On Tuesday night heading into the Cavs’ contest wherein they played host to the Boston Celtics, Scott said that he plans on keeping the core unit of the Wine and Gold in tact. If there’s any big, immediate change, it will be the insertion of Speights as the first power forward off of the Cavaliers’ bench. Playing approximately 13 minutes per game with the Grizzlies, Scott all but confirmed that the 6-foot-10-inch Speights will get plenty of opportunity to make himself worth the price Grant paid earlier this week.
With the absence of Anderson Varejao, lost for the season due to a blood clot in his lung, it will be Speights who will likely log the frontcourt minutes that have been filled by Luke Walton, allowing the veteran Walton to play more small forward despite coming off of one of his better games as a member of the Cavs. In games when Speights logs between 20-29 minutes through his career, he averages 12 points and seven rebounds per game — production that is much needed from the reseve unit of the Wine and Gold.
Byron Scott is a man who is used to new faces in his locker room — the only players who are still with the team who were when he arrived are Varejao and Daniel Gibson. The man has essentially made a living by implementing new bodies into his plan. With Scott, however, defensive terminology will be key in his new acquisition’s respective learning curves. Speights will have to focus on pick and roll defense and what spots he will be expected to fill up when his opponent does not have the ball. Eliington will have a similar curriculum to learn, with additional spacing elements for the wing.
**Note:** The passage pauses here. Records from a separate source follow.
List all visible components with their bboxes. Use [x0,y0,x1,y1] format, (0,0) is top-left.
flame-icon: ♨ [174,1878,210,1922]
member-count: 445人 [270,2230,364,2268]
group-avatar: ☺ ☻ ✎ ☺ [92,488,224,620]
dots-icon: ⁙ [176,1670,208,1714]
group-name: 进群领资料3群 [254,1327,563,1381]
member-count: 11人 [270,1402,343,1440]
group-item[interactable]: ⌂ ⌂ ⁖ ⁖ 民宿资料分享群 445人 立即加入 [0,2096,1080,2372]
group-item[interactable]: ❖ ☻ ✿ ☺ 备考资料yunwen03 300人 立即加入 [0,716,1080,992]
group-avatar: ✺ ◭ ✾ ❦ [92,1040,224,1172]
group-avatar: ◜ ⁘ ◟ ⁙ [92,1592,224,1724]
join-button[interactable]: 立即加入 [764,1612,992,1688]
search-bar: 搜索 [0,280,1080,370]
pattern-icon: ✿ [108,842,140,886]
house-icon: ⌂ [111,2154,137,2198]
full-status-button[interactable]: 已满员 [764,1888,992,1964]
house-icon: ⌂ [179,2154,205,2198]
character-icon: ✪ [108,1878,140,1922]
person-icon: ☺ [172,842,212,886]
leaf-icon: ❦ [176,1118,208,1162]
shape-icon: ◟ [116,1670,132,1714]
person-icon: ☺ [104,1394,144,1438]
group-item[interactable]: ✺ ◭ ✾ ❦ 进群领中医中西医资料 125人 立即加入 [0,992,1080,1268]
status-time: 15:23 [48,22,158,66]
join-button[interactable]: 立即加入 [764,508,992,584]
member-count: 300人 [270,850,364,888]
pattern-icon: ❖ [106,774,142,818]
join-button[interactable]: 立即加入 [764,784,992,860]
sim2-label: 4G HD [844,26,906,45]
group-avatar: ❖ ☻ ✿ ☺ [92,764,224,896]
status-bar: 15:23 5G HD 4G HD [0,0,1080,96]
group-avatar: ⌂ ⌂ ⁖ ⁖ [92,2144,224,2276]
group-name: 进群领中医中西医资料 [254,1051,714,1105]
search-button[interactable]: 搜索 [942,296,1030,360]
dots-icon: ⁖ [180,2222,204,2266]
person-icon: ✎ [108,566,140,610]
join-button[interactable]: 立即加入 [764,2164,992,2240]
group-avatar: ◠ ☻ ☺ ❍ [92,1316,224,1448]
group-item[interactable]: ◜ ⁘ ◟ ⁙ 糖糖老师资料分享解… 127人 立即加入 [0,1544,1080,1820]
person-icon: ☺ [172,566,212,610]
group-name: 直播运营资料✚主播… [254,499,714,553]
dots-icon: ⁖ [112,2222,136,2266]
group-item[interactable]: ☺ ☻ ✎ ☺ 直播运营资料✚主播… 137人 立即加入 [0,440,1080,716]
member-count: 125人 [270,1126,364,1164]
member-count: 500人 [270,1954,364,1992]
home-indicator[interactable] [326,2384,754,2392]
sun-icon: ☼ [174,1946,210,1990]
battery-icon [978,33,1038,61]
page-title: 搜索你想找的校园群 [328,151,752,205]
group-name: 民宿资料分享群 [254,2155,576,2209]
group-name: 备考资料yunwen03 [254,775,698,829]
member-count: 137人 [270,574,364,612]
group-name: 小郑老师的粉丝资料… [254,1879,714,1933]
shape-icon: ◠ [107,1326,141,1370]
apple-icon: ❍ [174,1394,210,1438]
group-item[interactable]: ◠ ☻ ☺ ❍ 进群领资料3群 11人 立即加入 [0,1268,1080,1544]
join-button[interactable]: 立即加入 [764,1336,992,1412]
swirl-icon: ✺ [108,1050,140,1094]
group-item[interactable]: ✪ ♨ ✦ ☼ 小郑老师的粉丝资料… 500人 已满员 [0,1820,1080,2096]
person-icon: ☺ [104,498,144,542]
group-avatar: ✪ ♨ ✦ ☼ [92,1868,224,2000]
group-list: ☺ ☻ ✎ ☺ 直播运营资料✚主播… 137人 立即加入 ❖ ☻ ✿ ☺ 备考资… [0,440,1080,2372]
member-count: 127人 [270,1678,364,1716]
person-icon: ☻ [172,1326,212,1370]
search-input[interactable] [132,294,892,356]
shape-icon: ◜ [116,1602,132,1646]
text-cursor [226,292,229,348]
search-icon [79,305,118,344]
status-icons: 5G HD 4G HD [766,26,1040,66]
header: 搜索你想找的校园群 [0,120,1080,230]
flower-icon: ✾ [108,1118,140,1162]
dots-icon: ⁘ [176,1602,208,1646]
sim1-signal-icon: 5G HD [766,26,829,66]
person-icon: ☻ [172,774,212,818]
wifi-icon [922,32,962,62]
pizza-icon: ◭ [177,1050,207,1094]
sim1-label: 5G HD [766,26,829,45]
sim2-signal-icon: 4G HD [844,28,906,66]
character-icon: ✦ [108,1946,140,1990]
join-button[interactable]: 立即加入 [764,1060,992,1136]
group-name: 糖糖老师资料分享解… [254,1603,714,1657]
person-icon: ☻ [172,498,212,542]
“When you come in to a new system, it’s going to take a little while,” said Scott on Wednesday. “But with Wayne [Ellington] and Mo [Speights], they’ve been in the league for a little while so I do not think it will be hard for them to pick up what we’re doing.”
Selby, on the other hand, continues to have his name be mentioned more in part with the transaction than it has been with the future plans of the Cavaliers. With Kyrie Irving having a firm grip on minutes at the point, it is Shaun Livingston and Dion Waiters filling in where needed. Selby was a McDonald’s All-American, but has struggled to gain traction since leaving the high school ranks; he was suspended for a chunk of his stay at Kansas and logged a mere 8.5 minutes per game in 2011-12.